By 2050, the world’s population will reach an estimated 9.8 billion from the current of 7.6 billion. A major concern will be the issue of food security and sustained agricultural production to help feed this growing population.
The current agriculture landscape is dominated by two major players – smallholder farmers and large-scale producers (commercial farms).
The contribution of smallholder farmers although significant cannot sustain the food security needs of the future. Large-scale investments into farming are the guaranteed means of supplying the food needs of today and the future.
However, a key barrier to increasing investments into large-scale agriculture production is land acquisition and use practices. This barrier exists due to the following reasons;
- Non-existence of national policy and regulation on large-scale agriculture land acquisition and use
- Multiple sale of land by private owners where the same piece of land is sold to multiple parties claiming same interest in the land
- Unsettled boundary disputes, ownership disputes etc. Some of which have subsisted for several years preventing the use of the land by any of the parties
- The absence of a centralized database for agricultural land acquisition
The significance of this barrier is that, large-scale agriculture lands cannot be acquired without its attendant problems for the purposes of increased and large-scale production to meet increasing food demands for human consumption and industrial use – The Government of Ghana flagship programs – ‘One District, One Factory’ and ‘Planting for Food and Jobs’ for instance are in jeopardy if large-scale productions cannot be commenced.

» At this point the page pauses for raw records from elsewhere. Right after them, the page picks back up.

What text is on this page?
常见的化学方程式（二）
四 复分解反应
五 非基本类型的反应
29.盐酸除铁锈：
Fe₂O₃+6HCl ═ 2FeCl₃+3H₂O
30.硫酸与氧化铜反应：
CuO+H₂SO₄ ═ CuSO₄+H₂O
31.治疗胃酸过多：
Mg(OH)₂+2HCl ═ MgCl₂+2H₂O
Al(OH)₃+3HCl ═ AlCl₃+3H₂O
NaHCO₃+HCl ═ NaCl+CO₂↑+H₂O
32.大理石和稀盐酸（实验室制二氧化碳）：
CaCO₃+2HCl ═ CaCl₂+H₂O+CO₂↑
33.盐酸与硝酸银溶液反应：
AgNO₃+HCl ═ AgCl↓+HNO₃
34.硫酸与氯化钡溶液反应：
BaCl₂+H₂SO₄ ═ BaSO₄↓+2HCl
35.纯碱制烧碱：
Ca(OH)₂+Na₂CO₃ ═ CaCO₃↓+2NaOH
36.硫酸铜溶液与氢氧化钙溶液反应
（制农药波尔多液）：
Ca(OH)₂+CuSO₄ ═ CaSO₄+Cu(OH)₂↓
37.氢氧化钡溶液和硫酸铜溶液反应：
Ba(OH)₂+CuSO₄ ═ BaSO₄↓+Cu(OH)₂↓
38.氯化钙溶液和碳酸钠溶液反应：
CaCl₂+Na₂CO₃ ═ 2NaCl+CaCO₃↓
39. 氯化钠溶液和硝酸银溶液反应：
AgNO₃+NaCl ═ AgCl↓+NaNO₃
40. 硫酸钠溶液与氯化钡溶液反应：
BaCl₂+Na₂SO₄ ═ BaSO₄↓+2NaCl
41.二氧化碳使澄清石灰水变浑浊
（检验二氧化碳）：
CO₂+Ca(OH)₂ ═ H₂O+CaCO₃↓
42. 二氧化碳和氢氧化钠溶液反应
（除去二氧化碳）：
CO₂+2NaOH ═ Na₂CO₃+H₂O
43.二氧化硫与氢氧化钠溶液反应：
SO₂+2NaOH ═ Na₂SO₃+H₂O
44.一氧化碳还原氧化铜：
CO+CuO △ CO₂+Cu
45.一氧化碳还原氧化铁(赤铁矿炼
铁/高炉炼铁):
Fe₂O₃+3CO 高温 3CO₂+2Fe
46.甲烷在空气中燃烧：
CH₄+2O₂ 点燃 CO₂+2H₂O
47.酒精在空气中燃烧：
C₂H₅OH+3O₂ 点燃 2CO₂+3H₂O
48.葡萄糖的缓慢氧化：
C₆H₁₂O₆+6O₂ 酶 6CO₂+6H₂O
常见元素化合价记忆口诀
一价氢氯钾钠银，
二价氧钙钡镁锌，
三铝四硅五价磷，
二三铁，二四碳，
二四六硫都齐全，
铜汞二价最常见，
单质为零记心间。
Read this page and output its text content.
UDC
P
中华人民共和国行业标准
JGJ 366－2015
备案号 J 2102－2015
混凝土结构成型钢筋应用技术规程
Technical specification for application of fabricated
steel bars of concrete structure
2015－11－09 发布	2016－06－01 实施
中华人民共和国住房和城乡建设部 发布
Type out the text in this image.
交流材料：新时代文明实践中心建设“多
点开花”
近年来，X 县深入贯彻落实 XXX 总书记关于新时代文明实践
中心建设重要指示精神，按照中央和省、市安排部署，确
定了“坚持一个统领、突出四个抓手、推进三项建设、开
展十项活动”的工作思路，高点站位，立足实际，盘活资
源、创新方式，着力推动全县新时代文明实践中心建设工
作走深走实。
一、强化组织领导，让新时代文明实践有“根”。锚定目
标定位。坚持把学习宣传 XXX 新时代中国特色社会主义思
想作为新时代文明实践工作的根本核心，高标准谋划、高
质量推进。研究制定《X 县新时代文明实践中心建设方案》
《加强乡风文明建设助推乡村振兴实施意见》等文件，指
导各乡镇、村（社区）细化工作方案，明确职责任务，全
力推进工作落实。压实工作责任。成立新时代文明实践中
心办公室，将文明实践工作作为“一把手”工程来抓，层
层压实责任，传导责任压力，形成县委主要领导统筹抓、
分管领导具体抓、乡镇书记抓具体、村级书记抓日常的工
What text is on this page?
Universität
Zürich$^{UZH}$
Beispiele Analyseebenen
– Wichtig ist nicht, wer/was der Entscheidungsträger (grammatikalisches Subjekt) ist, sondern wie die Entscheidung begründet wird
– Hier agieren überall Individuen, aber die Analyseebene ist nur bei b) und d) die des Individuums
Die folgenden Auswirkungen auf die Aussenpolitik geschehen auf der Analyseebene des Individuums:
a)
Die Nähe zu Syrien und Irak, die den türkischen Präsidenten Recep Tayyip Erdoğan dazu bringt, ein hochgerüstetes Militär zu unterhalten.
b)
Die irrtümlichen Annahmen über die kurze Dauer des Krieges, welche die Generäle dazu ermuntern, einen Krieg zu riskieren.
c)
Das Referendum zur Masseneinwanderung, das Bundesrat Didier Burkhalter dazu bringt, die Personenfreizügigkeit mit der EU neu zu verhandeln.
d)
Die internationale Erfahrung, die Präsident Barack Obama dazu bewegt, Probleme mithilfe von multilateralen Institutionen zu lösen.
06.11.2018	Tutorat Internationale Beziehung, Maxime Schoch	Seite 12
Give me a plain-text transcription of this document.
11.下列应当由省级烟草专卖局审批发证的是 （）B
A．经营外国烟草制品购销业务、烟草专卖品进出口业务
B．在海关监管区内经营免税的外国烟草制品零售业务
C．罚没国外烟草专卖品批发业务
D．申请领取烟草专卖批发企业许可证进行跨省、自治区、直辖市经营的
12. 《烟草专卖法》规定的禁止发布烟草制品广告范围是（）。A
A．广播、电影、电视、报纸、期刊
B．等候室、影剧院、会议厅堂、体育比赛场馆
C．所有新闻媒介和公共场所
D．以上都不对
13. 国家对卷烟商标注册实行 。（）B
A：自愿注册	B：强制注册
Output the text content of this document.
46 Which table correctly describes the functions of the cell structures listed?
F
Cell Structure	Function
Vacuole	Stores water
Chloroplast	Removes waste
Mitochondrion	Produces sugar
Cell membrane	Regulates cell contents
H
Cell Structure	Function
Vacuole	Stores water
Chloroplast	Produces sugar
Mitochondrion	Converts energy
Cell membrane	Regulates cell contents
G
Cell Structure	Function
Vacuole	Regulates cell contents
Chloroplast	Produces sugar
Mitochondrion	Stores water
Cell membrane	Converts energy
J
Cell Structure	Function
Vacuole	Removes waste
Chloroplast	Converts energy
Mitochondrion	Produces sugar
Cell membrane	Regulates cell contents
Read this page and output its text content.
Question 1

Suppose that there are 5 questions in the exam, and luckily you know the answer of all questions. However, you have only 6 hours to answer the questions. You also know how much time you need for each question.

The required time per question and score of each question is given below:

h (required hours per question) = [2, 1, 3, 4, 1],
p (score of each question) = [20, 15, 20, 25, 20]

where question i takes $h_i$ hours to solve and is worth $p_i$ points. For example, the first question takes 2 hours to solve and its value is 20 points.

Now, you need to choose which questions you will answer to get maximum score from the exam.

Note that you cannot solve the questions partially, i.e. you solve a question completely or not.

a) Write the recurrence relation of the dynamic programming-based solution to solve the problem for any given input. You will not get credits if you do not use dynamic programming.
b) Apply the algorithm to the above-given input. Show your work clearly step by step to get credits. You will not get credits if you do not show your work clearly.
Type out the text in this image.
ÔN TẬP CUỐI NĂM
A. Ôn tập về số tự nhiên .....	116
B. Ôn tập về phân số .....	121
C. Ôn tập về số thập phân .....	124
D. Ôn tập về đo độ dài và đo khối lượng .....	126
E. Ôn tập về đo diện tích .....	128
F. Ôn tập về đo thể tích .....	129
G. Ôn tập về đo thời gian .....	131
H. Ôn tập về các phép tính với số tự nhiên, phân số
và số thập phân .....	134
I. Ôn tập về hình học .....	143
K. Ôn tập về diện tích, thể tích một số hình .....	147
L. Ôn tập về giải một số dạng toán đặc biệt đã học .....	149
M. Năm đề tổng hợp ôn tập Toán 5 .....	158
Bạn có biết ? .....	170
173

Presently, increase in agricultural output in Sub-Saharan African has predominately accrued from area expansion as opposed to large scale improvements in productivity.
This highlights the potential of large scale farming in making significant contributions to agricultural outputs going into the future (OCED/FAO, 2016).
One of the reasons to be optimistic about Africa’s Agricultural potential is that there remains huge areas of uncultivated arable land that could be brought into production (AGRA, 2017).
However, in Africa private property rights over land in the shape of legally recognized title that can be exchanged in the market place are less developed than elsewhere in the world. The complex system of property rights affect access to land.
It is in the light of the current complexities that a legislative intervention is required to provide a well-coordinated one stop approach to risk free land acquisition and use for large-scale agricultural investments.
A proposed regulatory intervention must include the following;
- The creation of state-led agriculture land banks.
- The enactment of large scale land user laws under the established land banks.
For the purposes of creating the stated-led land banks, government must take advantage of its strong negotiation position for a voluntary or negotiated submission of lands privately owned for consolidation into agriculture land banks for ease of acquisition by large-scale production investors.
Due to the commercial importance of this consolidation, government must not use the existing legal framework where lands can be acquired compulsorily subject to the payment of the necessary compensation to the land owners.
The proposed land banks must be promoted on purely commercial basis where government is not required to pre-finance acquisitions through the payment of compensations.
But where voluntary or negotiated submission of lands is underpinned by structured land owners’ benefit schemes where when the lands are ultimately acquired for large-scale agriculture production by investors, owners are entitled to participate in the proceeds.
The consolidation and establishment of these land banks must be backed by legislation to ensure the establishment of a state-led administrative body either under Lands Commission or the Ministry of Food and Agriculture to supervise the processes leading to the grant of such lands.
Secondly, with the establishment of the state-led land banks, large-scale land user laws must be enacted to regulate the use of these land purely for large-scale agriculture purposes, protect the interest of the original land owners, promote responsible investments with key focus on employment of local labour, environmental protection, water bodies’ management and climate change among others.
The need to sustain agricultural outputs to meet growing food needs for human consumption and industrial purposes demands urgent attention.
Large-scale agriculture investment is critical to achieving this goal. It is therefore urgent to enact large-scale agriculture land acquisition and use laws.